From Levine’s piece:
As an example of the kind of work MTV News wants to do, Hopper points to critic Greg Tate’s essay about David Bowie’s influence on black music, which puts the star in context ‘in our electric church’s Afrofuturist pantheon of demiurges.’ “The fact that we could publish Tate on that was in itself a success,” Hopper says. “If you put out good work, traffic comes to you.”
Tate’s Jan. 12 analysis is one we missed. Here’s a bit more of a taste:
Bowie’s Soul Train apearance offers insight into his enigmatic ability to groove with The People and levitate above the fray, somewhere way beyond the pale. That visit to the Mecca of televised urban Terpsichore came two years after the two biggest pimp-thug cats at Coolidge High, Robert Parrish and his boy, came back from the Capital Center raving about seeing the Ziggy Stardust tour. This was before we knew about the deep and abiding relationship between louche hustlers and transgendered folks in the ’hood. Not long after Bowie dropped “Fame,” George Clinton begrudgingly tossed off this riposte on Mothership Connection’s ”P-Funk (Wants To Get Funked Up)”: ”I was down south, heard some main ingredients like Blue Magic, Doobie Brothers, David Bowie. It was cool — but can you imagine Doobie in your funk?”’ Cite the absence of any snap on Bowie, Starchile Clinton was giving the Starman some major props. Not least because Bowie inspired all of rock and funk ’n’ roll to go more glam, glittery, and avant-haute in the ’70s.

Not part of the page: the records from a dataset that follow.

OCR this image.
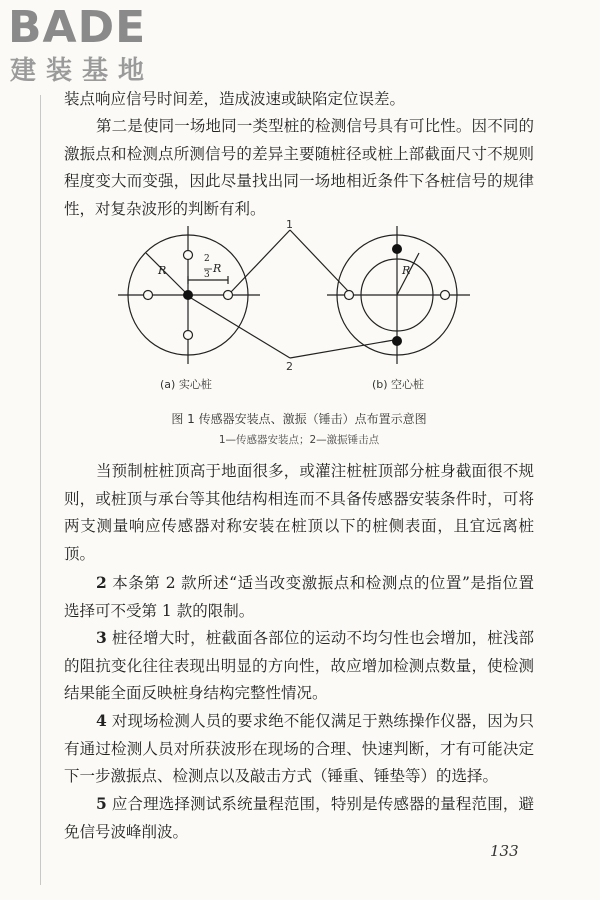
BADE
建装基地
装点响应信号时间差，造成波速或缺陷定位误差。
第二是使同一场地同一类型桩的检测信号具有可比性。因不同的激振点和检测点所测信号的差异主要随桩径或桩上部截面尺寸不规则程度变大而变强，因此尽量找出同一场地相近条件下各桩信号的规律性，对复杂波形的判断有利。
1
2
R
2
3 R	R
(a) 实心桩	(b) 空心桩
图 1 传感器安装点、激振（锤击）点布置示意图
1—传感器安装点；2—激振锤击点
当预制桩桩顶高于地面很多，或灌注桩桩顶部分桩身截面很不规则，或桩顶与承台等其他结构相连而不具备传感器安装条件时，可将两支测量响应传感器对称安装在桩顶以下的桩侧表面，且宜远离桩顶。
2 本条第 2 款所述“适当改变激振点和检测点的位置”是指位置选择可不受第 1 款的限制。
3 桩径增大时，桩截面各部位的运动不均匀性也会增加，桩浅部的阻抗变化往往表现出明显的方向性，故应增加检测点数量，使检测结果能全面反映桩身结构完整性情况。
4 对现场检测人员的要求绝不能仅满足于熟练操作仪器，因为只有通过检测人员对所获波形在现场的合理、快速判断，才有可能决定下一步激振点、检测点以及敲击方式（锤重、锤垫等）的选择。
5 应合理选择测试系统量程范围，特别是传感器的量程范围，避免信号波峰削波。
133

If one measures the engagement of Tate’s article by the number of reader comments (1), Hopper still has her work cut out. However, it must be said that the lone comment at press time is outstanding:
michael: Great, great piece. I saw DB in Cleveland in 1976. I was one of probably 10 black people in a 10,000 seat auditorium, but when he did Fame, you could hear every one of those black folks hollering. He will be missed. By the way, Gino Vannelli (also legit) was the first white act on Soul Train.